Google is preparing to launch a web-based storage service called "Google Drive," - lnxkrnl
http://www.businessinsider.com/google-drive-2011-9?utm_source=feedburner&utm_medium=feed&utm_campaign=Feed%3A+typepad%2Falleyinsider%2Fsilicon_alley_insider+%28Silicon+Alley+Insider%29

======
mattadams
I really feel for all of the smaller file sharing vendors right now. I
remember what I felt like reading about the so-called GDrive back in 2009 when
I was experimenting with building my own file sharing service.

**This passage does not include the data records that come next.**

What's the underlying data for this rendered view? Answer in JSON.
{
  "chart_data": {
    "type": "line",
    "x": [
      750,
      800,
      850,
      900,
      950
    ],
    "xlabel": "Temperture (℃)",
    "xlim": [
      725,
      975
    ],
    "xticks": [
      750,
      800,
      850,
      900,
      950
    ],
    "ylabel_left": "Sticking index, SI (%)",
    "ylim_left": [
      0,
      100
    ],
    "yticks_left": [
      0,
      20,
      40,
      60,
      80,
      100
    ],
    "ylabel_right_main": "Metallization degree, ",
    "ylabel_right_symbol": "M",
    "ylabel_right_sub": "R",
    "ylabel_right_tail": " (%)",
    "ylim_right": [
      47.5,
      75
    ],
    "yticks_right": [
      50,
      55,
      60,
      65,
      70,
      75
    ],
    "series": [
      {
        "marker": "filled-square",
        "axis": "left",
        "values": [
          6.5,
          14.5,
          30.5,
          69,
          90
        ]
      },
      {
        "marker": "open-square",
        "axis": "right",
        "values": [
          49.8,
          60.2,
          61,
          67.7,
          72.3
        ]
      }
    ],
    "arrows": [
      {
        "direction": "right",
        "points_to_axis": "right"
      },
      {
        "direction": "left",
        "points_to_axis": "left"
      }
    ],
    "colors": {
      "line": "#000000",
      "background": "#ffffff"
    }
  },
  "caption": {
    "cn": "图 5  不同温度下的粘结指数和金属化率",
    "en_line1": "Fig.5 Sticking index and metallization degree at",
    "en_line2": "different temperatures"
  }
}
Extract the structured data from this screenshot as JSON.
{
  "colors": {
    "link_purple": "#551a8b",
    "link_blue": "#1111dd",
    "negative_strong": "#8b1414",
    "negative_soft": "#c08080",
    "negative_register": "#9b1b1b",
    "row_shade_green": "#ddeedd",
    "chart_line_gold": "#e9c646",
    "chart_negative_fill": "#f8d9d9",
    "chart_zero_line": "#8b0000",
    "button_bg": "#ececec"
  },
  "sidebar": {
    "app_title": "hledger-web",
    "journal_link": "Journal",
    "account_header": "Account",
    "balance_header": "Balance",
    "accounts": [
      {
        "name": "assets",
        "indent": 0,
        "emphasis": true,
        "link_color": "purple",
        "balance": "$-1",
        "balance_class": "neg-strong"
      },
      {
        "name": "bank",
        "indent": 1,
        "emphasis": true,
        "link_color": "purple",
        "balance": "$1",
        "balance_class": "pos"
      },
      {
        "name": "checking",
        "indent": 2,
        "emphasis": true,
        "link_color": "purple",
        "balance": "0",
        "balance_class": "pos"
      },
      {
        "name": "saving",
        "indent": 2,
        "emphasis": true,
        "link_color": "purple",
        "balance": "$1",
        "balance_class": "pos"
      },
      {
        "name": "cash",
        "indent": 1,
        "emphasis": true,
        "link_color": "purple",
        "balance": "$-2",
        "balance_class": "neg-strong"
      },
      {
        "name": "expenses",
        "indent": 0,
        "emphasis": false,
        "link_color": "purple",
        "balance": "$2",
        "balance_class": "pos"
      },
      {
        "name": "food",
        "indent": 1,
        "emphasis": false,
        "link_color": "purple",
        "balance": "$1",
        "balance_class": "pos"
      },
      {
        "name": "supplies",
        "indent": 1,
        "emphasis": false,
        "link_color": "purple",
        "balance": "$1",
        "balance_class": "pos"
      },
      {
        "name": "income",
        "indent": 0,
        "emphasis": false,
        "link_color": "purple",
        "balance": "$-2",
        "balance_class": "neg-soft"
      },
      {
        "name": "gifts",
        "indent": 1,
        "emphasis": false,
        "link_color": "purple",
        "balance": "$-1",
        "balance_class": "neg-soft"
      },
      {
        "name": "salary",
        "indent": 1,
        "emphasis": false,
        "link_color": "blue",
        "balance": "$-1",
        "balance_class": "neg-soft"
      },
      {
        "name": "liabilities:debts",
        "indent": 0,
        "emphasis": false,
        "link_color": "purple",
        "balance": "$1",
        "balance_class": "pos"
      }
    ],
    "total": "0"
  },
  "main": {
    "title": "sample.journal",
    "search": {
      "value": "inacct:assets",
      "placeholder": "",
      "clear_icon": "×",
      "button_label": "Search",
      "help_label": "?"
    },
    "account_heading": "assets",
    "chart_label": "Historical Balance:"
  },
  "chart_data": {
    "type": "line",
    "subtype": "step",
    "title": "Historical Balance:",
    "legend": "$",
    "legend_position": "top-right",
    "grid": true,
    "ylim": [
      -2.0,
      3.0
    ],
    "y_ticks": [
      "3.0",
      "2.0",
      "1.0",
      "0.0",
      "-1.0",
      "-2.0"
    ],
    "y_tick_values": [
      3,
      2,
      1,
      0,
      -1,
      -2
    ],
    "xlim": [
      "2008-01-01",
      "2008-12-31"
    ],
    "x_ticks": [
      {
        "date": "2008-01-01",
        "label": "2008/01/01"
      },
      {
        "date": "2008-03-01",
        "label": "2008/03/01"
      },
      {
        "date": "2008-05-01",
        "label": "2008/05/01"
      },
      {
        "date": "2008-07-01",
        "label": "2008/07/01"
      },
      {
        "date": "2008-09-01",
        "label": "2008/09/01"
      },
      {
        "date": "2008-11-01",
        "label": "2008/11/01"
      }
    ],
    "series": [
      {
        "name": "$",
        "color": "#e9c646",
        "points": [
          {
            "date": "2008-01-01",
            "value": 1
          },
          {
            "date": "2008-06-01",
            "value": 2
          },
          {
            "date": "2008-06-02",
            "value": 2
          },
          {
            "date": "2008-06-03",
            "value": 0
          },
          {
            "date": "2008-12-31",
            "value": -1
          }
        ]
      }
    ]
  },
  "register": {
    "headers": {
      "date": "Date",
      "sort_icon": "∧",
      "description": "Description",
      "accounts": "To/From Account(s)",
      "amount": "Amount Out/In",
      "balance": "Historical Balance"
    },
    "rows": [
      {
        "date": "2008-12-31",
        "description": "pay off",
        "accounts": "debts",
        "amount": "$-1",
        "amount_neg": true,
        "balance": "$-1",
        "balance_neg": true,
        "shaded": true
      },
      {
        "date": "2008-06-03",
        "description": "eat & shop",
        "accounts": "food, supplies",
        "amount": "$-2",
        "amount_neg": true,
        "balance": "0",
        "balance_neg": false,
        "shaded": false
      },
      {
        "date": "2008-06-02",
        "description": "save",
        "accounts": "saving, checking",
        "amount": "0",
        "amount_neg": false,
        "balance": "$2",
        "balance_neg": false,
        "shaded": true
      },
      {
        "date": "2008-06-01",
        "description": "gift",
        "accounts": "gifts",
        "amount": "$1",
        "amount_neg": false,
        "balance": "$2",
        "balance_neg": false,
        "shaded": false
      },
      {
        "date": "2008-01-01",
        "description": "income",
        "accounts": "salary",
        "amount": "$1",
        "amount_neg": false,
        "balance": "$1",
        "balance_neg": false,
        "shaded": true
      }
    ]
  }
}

Mind you, the market for file sharing is already very competitive. It's
possible that others might be able to retain their edge by staying small and
focusing on the things that have attracted existing users (or by pivoting
appropriately) but I have to wonder how they'll remain profitable when pitted
against Google's massive delivery platform.

------
itg
I'm a bit hesitant to having one company have access to so much of my info. I
started slowly moving away from Google products.

------
techhome
Really an interesting topic and news. Google Docs is little bit confuisng and
difficult. Let us hope this Google Drive is simple. As I could understsnd the
drag and drop facility will be more easier than the conventional one.

------
Jun8
I remember seeing this in the Dropbox YC application as a possible risk (this
is online somewhere, cannot remember the link now). It's interesting that it
took Google this long to offer this, seems like a no brainer.

------
argeron
Dropbox is so simple and affordable, why use anything else?

Besides, Google is creeping me out with the "targeted ads" thing.

------
Aspirina
What the big deal about it? What about Amazon Cloud, Apple, Dropbox? They come
late.